Тоненькие пальчики с просвечивающими венами теребили рюши атласной узорчатой вещицы с такой любовью, что я невольно залюбовался и затаил дыхание. Солнце с окна вновь, как и тогда, когда впервые видал Софи, окрасило ее русые волосы в яркую медь. «Гляжу на нее и не могу понять. С одной стороны, Соня невообразимо очаровательна и нежна, кажется такой невинной и воздушной, с другой же она – мощь и сила. Только, например, с Альбертом вяжется мощь и сила, а с этой хрупкой девушкой совсем нет», – изучал я. Еще странно вот что: мне показалось, что Соня будто заранее приготовила свой монолог и говорила его из большой на кого-то обиды. Таковые выводы я сделал потому, что она в разговоре глядела порою куда-то вверх, как глядят, когда на ходу сочиняют или силятся вспомнить давно выдуманную ложь. Изумившись воцарившейся тишине, девушка подняла удивленные большие очи. Ее взгляд буквально впился в мое тело, заставляя сердце больно сжаться. Тогда я чего-то вздрогнул и скованно отошел к двери, ощущая свои движения нелепыми.
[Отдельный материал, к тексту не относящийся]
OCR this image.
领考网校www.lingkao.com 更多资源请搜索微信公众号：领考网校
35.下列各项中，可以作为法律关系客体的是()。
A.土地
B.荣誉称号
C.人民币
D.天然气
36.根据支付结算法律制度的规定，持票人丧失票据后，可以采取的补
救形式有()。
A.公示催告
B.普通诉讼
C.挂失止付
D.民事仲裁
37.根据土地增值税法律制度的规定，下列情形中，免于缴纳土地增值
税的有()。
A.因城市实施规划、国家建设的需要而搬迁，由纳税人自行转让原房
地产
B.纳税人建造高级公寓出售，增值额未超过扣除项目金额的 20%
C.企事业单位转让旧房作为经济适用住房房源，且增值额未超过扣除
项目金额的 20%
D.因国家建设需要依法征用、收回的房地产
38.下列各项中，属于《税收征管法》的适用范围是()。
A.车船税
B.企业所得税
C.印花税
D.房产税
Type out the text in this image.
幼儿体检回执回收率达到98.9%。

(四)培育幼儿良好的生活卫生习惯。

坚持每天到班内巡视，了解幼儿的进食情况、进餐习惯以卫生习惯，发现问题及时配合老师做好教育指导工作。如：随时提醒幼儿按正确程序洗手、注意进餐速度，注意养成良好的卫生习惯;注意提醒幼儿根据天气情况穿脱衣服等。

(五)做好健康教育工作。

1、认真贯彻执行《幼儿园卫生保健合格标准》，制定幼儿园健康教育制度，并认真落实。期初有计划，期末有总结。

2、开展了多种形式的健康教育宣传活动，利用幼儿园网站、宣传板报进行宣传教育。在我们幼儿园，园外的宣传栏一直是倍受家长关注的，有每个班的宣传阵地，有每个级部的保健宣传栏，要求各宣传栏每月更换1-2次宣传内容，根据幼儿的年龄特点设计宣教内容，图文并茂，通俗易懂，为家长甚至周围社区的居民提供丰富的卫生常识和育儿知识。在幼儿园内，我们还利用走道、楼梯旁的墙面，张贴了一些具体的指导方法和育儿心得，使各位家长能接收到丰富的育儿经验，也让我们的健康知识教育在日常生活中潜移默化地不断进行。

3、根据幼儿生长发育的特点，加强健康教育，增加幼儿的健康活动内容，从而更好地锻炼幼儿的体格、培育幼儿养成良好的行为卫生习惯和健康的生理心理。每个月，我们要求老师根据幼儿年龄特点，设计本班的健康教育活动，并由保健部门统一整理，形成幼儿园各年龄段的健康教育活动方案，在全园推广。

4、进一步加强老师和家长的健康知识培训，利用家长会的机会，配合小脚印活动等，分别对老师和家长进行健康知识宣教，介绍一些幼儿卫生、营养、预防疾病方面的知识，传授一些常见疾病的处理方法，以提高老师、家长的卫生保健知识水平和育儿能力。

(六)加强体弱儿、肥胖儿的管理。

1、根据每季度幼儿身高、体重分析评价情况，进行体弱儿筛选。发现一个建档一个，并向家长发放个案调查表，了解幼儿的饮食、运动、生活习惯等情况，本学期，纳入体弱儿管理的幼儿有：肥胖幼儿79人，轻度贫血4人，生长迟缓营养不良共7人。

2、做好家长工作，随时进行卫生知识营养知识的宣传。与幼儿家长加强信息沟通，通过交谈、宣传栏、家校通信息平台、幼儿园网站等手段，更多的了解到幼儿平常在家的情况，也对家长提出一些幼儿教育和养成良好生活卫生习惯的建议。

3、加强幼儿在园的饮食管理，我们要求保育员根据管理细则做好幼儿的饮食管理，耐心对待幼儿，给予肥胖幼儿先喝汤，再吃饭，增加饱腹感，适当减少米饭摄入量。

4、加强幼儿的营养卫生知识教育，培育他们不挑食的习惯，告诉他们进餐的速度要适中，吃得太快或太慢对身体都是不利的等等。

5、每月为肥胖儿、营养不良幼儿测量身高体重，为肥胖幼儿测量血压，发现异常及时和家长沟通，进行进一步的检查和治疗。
– Нас, на-наверное, ж-ждут, – стараясь скрыть волнение, произнес я, зачем-то глупо указав на дверь и обратно, точно отгоняя от себя тучу мух. – Пойдемте?

Мигом поднявшись, Соня проследовала за мною. Она заметно забавлялась моею взволнованностью, стараясь подавить улыбку. Остальное время наша маленькая компания провела за рисованием, фрейлины больше не дразнили Леманн, попугай не обзывался, а Дуня перестала держать хвастливую мину. В конце вечера девушки пригласили меня навестить их и в среду, на что я, конечно, согласился, но только ради Софи. Эта девушка таила в себе ребус, который мне хотелось скорее разгадать, она была лабиринтом, по которому желалось пройти до конца. Кроме того, я чувствовал, что был в шаге от какого-то важного открытия.

Возвращаясь домой, я глядел из окна на четкие линии домов и изящную лепнину, постепенно оживляя в воспоминаниях профиль Сони. «Удивительная внешность», – думал я, переметнув внимание на занимательный случай, – «какой ужас, она заметила, что я заволновался, видела, как глупо махнул рукой. И зачем, спрашивается, столь распереживался? Как будто девушек в своей жизни не видел, ну». И все-таки, несмотря на то, что я себя одернул, до дома беспрерывно вспоминал наш с Леманн разговор, мое глупое поведение, ее глаза и загадочный флер.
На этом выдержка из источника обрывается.